The proposed system addresses these limitations by employing a unified architecture that integrates facial and body animations through multimodal inputs. This approach allows NPCs to engage in complex interactions using text and audio inputs while displaying realistic animations based on contextual cues. A diffusion-based model is implemented to refine noisy data into high-fidelity animations, ensuring coherent character representation across various modalities. This method enhances computational efficiency and reduces memory operations, overcoming the inefficiencies of traditional NPC generation techniques.

Technical Implementation

The system utilizes advanced neural networks to enable dynamic emotion and motion guidance for NPCs.
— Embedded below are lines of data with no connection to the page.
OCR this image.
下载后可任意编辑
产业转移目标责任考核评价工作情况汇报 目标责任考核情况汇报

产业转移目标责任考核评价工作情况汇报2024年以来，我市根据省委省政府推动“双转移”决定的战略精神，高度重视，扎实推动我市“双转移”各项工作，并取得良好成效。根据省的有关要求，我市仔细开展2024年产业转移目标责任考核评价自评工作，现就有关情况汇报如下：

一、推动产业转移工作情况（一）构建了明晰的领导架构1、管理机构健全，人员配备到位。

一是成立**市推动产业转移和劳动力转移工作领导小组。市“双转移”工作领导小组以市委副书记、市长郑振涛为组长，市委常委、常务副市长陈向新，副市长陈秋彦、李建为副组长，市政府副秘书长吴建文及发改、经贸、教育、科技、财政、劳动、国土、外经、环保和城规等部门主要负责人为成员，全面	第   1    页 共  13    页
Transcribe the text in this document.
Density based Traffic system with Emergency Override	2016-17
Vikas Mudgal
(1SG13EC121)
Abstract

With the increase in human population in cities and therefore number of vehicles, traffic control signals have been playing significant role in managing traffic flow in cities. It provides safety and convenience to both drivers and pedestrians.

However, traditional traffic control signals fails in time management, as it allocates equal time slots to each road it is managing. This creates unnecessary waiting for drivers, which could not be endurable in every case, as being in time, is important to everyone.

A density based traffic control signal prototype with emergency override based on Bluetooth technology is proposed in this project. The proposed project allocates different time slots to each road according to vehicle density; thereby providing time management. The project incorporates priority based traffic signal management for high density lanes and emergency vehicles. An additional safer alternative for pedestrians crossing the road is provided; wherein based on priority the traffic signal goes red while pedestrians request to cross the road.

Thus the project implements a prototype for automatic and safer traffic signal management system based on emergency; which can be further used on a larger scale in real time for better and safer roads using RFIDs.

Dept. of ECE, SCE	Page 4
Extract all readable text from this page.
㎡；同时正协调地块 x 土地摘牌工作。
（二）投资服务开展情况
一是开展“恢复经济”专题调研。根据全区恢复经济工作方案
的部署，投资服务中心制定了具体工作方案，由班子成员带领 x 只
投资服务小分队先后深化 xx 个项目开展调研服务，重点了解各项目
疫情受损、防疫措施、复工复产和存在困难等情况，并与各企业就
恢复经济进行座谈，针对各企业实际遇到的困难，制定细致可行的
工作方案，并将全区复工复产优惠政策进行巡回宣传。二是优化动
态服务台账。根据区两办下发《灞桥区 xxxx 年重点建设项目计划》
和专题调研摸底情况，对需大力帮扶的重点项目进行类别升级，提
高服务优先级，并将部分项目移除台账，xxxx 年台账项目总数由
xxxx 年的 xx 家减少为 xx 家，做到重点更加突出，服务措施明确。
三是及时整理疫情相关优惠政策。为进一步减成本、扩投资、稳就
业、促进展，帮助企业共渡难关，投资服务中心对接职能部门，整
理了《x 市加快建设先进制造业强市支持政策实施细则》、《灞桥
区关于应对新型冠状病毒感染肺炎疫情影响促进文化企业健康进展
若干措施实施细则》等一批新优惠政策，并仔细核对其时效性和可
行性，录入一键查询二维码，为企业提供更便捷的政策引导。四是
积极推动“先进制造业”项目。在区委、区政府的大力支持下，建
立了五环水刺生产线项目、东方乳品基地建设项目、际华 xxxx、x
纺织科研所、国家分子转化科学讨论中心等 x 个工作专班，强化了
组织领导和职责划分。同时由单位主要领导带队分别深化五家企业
By fusing audio and text inputs, it generates expressive motion sequences and talking faces that adapt to environmental subtleties. An emotion-oriented contrastive language model powers the downstream animation models, allowing for realistic expressions driven by textual descriptions of emotions and actions. An SDK is provided for seamless integration into game engines, facilitating cross-environment adaptation of NPCs.

Applications and Benefits

These techniques have broad applications across various domains such as game character control, interactive assistants, video teleconferencing, metaverse environments, and entertainment. The processing system described includes parallel processors capable of executing machine learning algorithms necessary for these advanced animations. By enabling real-time rendering of complex NPC interactions across different platforms, this invention significantly enhances user engagement and experience in virtual digital environments.